Boston Bruins: Forward Charlie Coyle is an option to play second line right wing

Forward Charlie Coyle is an option to fill the role of second line right wing for the Boston Bruins.

With wingers Brad Marchand and David Pastrnak most likely to miss some time at the beginning of the 2020-21 season, the Boston Bruins will have to shift some forwards around to fill the holes the absence of these two stars create.

One of these options could be to move forward Charlie Coyle from third line center to second line right wing. Coyle has played right wing in his career before and is capable of playing top-six minutes and producing like a top-six forward.

In 2016-17, Coyle registered 56 points (18 goals and 38 assists) and played all 82 games. In 2017-18, Coyle was on pace for 46 points but only was able to play 66 games.

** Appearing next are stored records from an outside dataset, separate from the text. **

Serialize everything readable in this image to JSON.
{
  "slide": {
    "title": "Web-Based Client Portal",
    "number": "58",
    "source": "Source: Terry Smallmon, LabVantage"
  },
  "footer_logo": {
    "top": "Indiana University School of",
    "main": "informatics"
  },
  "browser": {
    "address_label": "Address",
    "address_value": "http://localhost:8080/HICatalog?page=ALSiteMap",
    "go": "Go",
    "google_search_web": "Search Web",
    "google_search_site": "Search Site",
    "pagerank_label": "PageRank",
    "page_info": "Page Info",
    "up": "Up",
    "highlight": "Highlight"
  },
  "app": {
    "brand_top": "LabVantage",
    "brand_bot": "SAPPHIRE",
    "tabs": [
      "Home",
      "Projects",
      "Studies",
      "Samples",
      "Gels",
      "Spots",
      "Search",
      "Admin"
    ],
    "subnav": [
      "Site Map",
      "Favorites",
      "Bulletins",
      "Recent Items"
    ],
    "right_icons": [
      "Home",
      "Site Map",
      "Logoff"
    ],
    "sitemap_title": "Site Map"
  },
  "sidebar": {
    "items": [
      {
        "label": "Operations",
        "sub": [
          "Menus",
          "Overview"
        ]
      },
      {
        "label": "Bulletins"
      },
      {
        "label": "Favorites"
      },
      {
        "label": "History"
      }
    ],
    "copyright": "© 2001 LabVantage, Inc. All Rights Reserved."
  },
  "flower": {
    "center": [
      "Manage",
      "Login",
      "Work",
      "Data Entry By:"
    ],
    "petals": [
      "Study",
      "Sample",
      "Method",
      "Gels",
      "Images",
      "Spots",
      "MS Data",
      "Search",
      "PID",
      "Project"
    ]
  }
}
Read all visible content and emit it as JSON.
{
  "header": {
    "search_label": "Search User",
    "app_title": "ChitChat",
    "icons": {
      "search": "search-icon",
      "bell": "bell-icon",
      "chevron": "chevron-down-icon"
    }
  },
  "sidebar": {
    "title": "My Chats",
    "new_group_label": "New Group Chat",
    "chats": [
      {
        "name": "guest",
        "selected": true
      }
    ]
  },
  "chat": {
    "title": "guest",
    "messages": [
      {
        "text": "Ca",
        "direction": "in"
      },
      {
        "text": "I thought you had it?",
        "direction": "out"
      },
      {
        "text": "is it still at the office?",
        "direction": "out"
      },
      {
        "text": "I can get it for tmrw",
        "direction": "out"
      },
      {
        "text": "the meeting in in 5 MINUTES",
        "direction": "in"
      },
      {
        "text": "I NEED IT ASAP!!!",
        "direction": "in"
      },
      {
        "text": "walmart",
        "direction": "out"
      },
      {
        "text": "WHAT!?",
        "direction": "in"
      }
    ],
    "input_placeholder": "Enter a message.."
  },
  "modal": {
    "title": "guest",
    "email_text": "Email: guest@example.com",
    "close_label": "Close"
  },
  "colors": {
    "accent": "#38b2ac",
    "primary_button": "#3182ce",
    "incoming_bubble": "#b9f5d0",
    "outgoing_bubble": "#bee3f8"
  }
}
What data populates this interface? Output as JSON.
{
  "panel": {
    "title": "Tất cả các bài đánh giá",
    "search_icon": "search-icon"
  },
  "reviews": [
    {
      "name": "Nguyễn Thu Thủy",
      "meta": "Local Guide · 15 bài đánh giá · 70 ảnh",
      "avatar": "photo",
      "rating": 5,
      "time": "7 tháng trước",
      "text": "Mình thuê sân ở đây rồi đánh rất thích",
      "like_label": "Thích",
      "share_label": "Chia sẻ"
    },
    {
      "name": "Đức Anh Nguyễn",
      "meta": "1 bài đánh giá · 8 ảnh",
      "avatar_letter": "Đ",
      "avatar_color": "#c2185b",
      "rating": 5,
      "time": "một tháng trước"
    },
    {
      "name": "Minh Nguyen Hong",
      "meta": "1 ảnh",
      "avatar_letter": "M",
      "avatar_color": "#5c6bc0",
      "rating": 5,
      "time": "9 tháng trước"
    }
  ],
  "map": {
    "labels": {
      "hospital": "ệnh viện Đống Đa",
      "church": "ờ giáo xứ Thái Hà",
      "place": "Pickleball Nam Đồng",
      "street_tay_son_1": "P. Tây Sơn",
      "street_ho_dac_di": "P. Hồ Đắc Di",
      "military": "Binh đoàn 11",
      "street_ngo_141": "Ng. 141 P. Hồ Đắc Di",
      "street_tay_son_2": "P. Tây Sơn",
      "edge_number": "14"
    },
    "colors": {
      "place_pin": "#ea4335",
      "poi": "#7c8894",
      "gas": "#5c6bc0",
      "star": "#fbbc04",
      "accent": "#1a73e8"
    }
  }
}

This season, Coyle was on pace for 43 points.

Additionally, moving Coyle over to wing wouldn’t hurt the Bruins in the faceoff circle. Coyle isn’t the best at faceoffs — he’s only had a faceoff percentage (FO%) above 50.0 once in his eight-season NHL career.

How would the Boston Bruins lineup look with Charlie Coyle at second line right wing?

With Marchand and Pastrnak out, I expect the first line to be Jake DeBrusk at left wing, Patrice Bergeron at center, and Craig Smith at right wing.

The second line would consist of Nick Ritchie at left wing, David Krejci at center, and Coyle at right wing.

With the Bruins having an opening at center with Coyle at wing, this would allow prospect Jack Studnicka to have a spot on the roster. So, the third line would be Anders Bjork at left wing, Studnicka at center, and Ondrej Kase at right wing.

The fourth line would be comprised of some combination of Par Lindholm, Sean Kuraly, Chris Wagner, Greg McKegg, and Anton Blidh.

With Marchand and Pastrnak healthy, the first line would be Marchand at left wing, Bergeron at center, and Pastrnak at right wing.

If Coyle is on the second line in this situation, the second line would be DeBrusk at left wing, Bergeron at center, and Coyle at right wing.

With Coyle at wing, things get a bit tricky in the bottom-six as the Bruins are now left with Smith and Kase who should both be playing in the middle-six. However, either one will have to move to left wing or play on the fourth line.

Smith is listed as a center/right wing, however, he isn’t very good in the faceoff circle and is more effective at wing. So, I think Studnicka should also be up in this scenario playing in between Smith on the left and Kase on the right.

This now leaves Ritchie, Bjork, Lindholm, Kuraly, Wagner, McKegg, and Blidh to play on the fourth line. I think the best combination would be Ritchie at left wing, Kuraly/Wagner at center, and Bjork at right wing.

I really think this is an option the Bruins should consider. I feel this gives the Bruins the best chance at rolling out four solid lines, while also having Studnicka at his natural position.

Of course, Coyle doesn’t have to play on the second line, he could play right wing on the third line with Studnicka still playing center. However, I feel Coyle has a style that would mesh well with DeBrusk and Krejci.